INSURASALES

CMS Proposes Major 2026 Medicare Rule Changes Affecting Inpatient Care and Outpatient Surgery

A recent audit by the Department of Health and Human Services Office of Inspector General (HHS-OIG) on Sunflower Home Health, a home care agency in Cleveland, Mississippi, revealed zero errors out of 100 claims reviewed for coverage, medical necessity, and billing compliance. This perfect audit outcome is unprecedented compared to prior audits revealing error rates of 10-20%. Despite this achievement, Sunflower Home Health has ceased operations, highlighting inconsistencies in the home care sector and Medicare Advantage (MA) plan audits where overpayments continue without similar closures.

Reports from hospital utilization review leaders note an increasing trend of inpatient admission denials post-approval by MA plans during hospitalization. These denials stem from payment integrity departments, not medical necessity, raising concerns over payer practices, especially as some MA plans managed by large regional health systems exhibit similar patterns to national insurers. These practices challenge reimbursement processes and necessitate appeals and CMS complaints when denials are unjustified.

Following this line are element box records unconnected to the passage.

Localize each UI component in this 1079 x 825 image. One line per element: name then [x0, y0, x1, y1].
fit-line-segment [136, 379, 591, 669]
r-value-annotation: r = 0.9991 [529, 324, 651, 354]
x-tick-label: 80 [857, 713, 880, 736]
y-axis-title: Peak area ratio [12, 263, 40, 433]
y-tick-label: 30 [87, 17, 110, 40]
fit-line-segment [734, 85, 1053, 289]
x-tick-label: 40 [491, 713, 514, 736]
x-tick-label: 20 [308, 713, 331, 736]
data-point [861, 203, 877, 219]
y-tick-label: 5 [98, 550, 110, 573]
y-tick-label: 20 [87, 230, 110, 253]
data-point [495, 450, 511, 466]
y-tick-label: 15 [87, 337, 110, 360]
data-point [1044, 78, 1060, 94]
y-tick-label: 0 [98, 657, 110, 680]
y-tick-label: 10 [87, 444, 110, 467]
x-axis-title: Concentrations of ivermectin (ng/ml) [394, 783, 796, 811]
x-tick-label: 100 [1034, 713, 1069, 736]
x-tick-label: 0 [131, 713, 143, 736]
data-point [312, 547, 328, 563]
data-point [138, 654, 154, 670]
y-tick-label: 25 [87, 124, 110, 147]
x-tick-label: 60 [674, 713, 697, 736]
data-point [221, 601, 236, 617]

The Centers for Medicare & Medicaid Services (CMS) 2026 outpatient rule proposes significant changes, including eliminating the inpatient-only list, with broad implications for hospital admissions and payment structures. Observation payments are projected to increase by $40.36 in 2026, affecting hospital revenue streams and operational planning.

CMS also plans to add nearly 600 surgical procedures to those authorized for ambulatory surgery centers (ASCs) in 2026. Notably, CMS will discontinue assessing surgeries for ASC suitability based on current exclusion criteria such as extensive blood loss or involvement of major blood vessels. The revised criteria will focus solely on whether the patient typically requires overnight active medical monitoring.

This shift means that complex procedures, including surgeries traditionally inpatient-only like thigh amputations, could occur in ASCs without immediate access to specialized hospital resources such as blood transfusions or cardiology support. The change raises concerns about patient safety and readiness to handle complications in outpatient surgical settings.

Emerging federal contractor activities, including from Recovery Audit Contractors (RACs) and Unified Program Integrity Contractors (UPICs), are increasingly scrutinizing wound care claims, particularly those involving costly skin substitute treatments, reflecting heightened compliance and fraud detection efforts in Medicare.

Updates to the FY26 Inpatient Prospective Payment System (IPPS) include revisions to ICD-10 coding, MS-DRG methodologies, and incorporation of new technology add-on payments (NTAPs). These changes influence hospital coding, billing accuracy, and reimbursement practices for Medicare providers.

Educational sessions and masterclasses are available, led by experts, to help healthcare providers navigate complex regulatory changes, including the inpatient-only list elimination and the Two Midnight Rule, ensuring compliance and optimized revenue capture amid evolving Medicare policies.

Overall, these developments underscore a shifting Medicare landscape characterized by increased scrutiny on billing practices, expansion of outpatient surgical services, and evolving payment policies. Insurance professionals must adapt operational and compliance strategies accordingly to mitigate denials, manage audit risks, and align with CMS policy directions.